Sangue de Bairro, Puro Sangue
Dá pra pensar essas fotografias “Sangue de Bairro”, do Affonso Uchôa e do Desali, do ponto de vista do cachorro de rua, aquele mesmo que olha, com apetite de festa, a moça numa das imagens do conjunto, bunda pra nós, em frente à máquina de música.
O cachorro de rua, dentro de casa, continua na rua, é puro bairro: nas fotos os pixos pulam pro meio das casas, com recados, pequenos diários nas paredes dos cômodos, anotações, tags internas que fazem par com os desenhos de vergalhões compondo pintura no céu, as sombras, as marcas do concreto no sol de rachar, o coração e a planta colados num muro de outra fotografia, tão apaixonados como um tiro de pó compartilhado em cima do celular. O cachorro olha sem espanto o mundo que quer viver esse amor furioso, tem arma em cima da cama que ele olha sem saber o que é. Pra se viver tem que ter uma vontade de tiro que ele tem, só cai se enxotado. E se enxotado, não sai. Ele é uma permanência. Uma assinatura. O cachorro de rua é a única coisa que a gente tem, é uma memória embaixo da pele, o cachorro de rua é uma urgência que vai nas fotos, essa pouca parada da pessoa pra olhar a objetiva e dizer que a tatoo sou eu, o dedo esticado em arminha, a mão na cara sou eu, o riso largo também, a bunda pra objetiva é meu apetite, porque a gente do Nacional, esse bairro de Contagem em Minas Gerais, que aparece aí, não tem fome como o noticiário planta, é povo do apetite, você já reparou que, enquanto der comida, o cachorro de rua come? Isso não é fome. É vontade de esplendor (palavra, aliás, que os artistas usam pra descrever a atmosfera do trabalho).
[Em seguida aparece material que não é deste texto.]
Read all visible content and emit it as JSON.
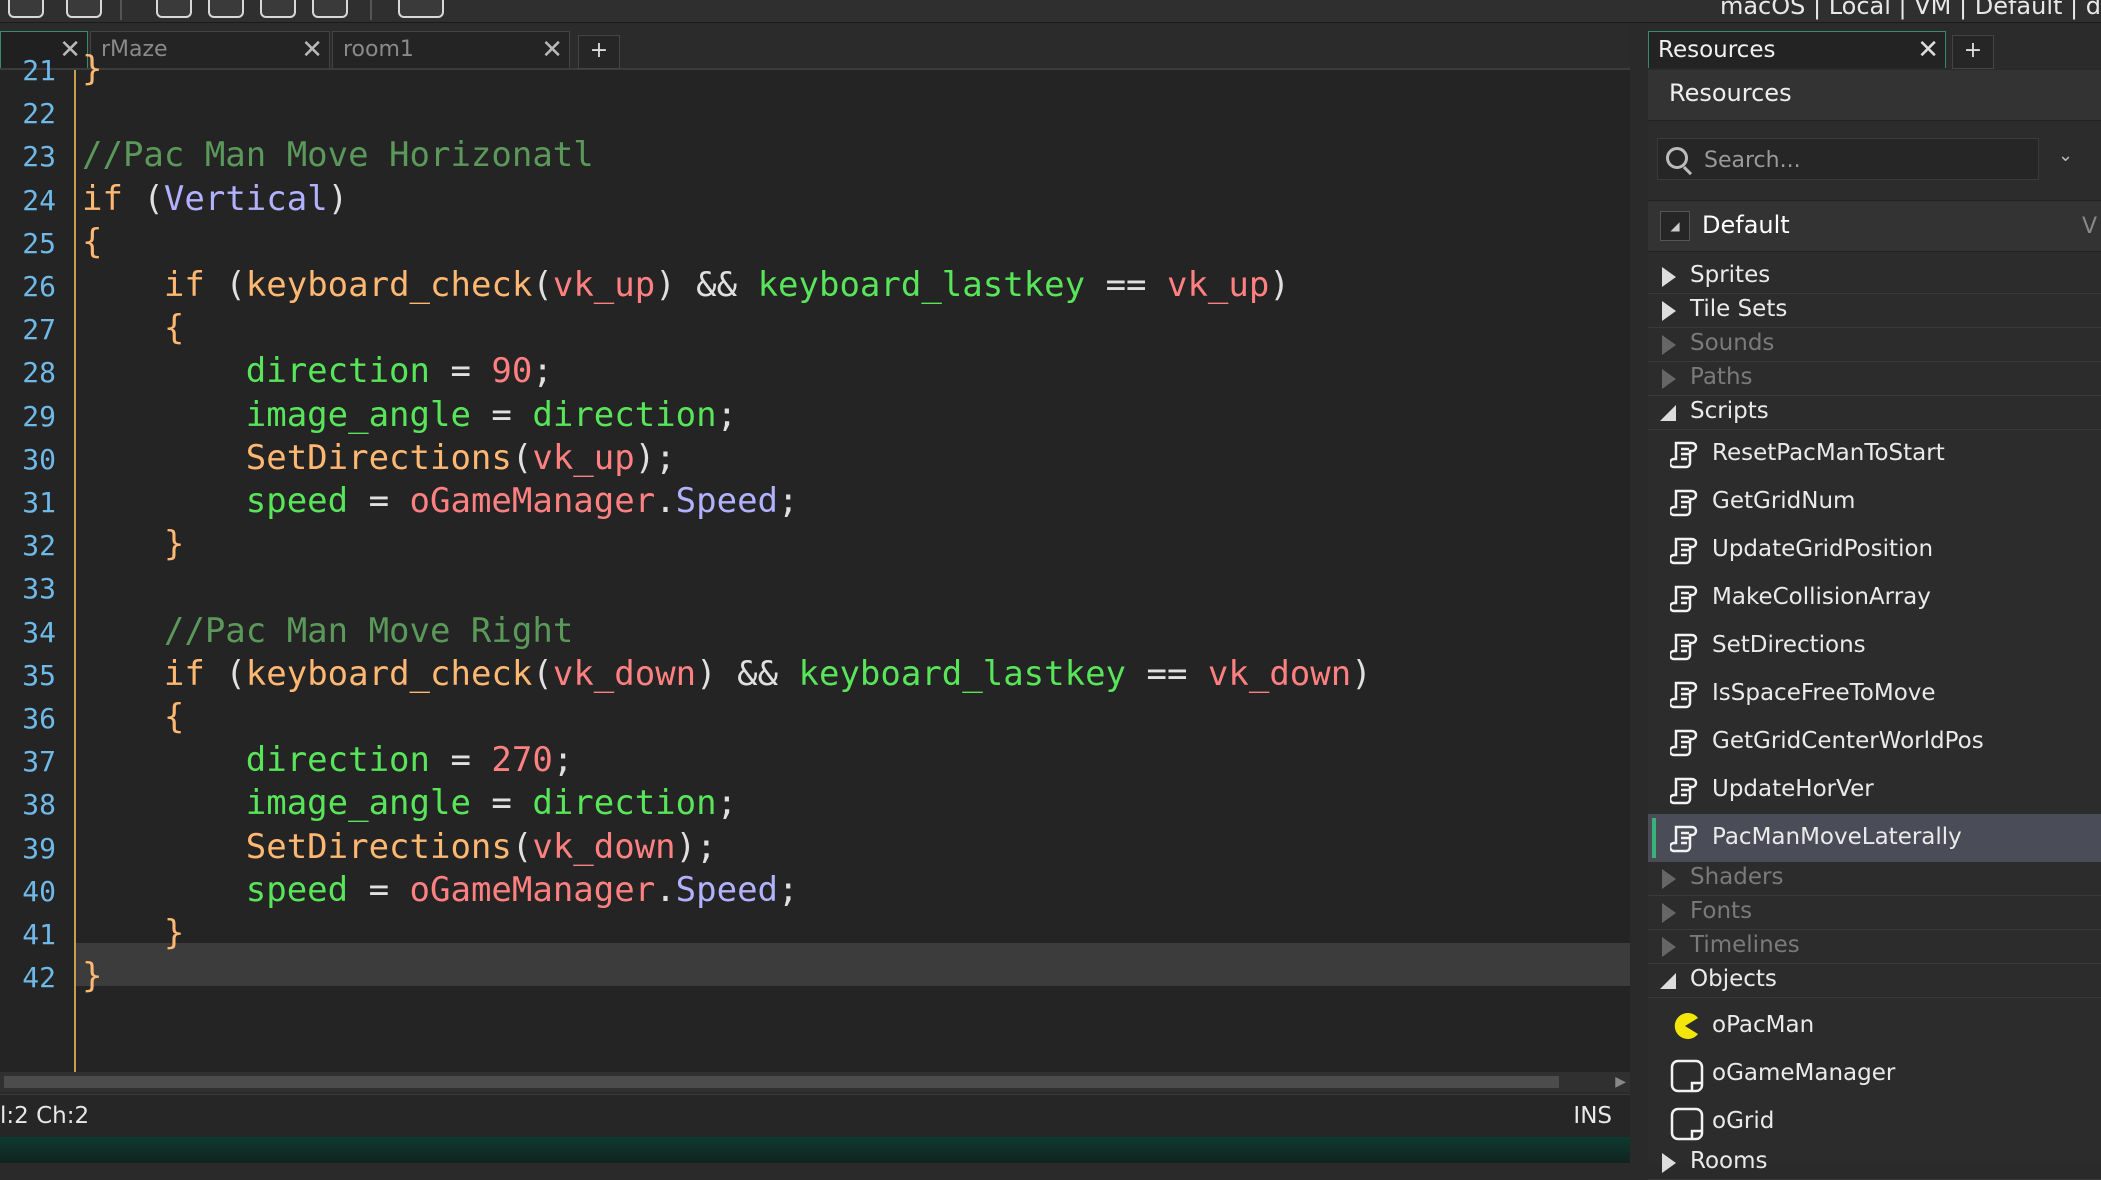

O cachorro de rua não tem partido político, nem teoria estética, não tem pudorzinho de olhar com pena pro sujeito que usa crack, aliás, a moça da máquina é trans, cis, é puta, evangélica? Pro cachorro tanto faz, ele não mexe com gratidão, resiliência, empoderamento, palavra de ordem. Ele está. Ou você está dentro do lugar ou é mentira. O cachorro de rua que aparece no bar nunca foi e nunca é de fora do mundo. Ele entra na casa de porta aberta e vê a dona pelada e os colchões empilhados, o rango arrumado rápido, o cachimbo, alguém que saiu do banho, um resto de pinga, tudo posto em altar (outro termo dos artistas pra identificar várias imagens). A gente pensa que o altar do ritual é um lugar muito arrumado, com uns objetos dispostos em duplas, umas paralelas, uma geometria de reta. Às vezes tem disso aí sim. Mas o ritual é também um desacerto porque só existe se alguém deixa uma pegada ali, todo rito é resto, como os tocos de vela de altar que sobram num templo ou o fogão imundo e a marca do bafo do cachorro de rua que fica no vermelhão do buteco onde se deitou. Tem uma outra ordem esse altar com roupas jogadas num canto nas fotografias, é uma organização mais cachorra do rito. A gente vê uma bíblia aberta com uma carteira de trabalho em cima (a vida sendo rescindida sempre e sempre voltando pra casa, como o cachorro de rua). Perto da carteira tem uma foto puxando a vista pra imagem dentro da imagem, pra que a gente perambule por lá como o cachorro, em estado de esplendor ignorante, estado de rito, tudo é ritual, tudo é marca desse apetite.
O cachorro de rua, esse famoso bicho não pet, sempre pertenceu ao mundo, a esse mundo de Contagem, se enxotado, permanece, repito, se morto, fica. É uma insistência, um estado, não tem pena ou horror, é uma coisa que atravessa. A moça da fotografia que o bicho olha lá em cima neste texto é a Sandra, chamada também de Sandrão no bairro. O “ão” do aumentativo é um som único da nossa língua, é um esplendor, tem de falar com a boca cheia. Sempre dá a impressão de que o “ão” é um som vermelho como o Nacional, assim mesmo, passional como o cachorro de rua, puro sangue.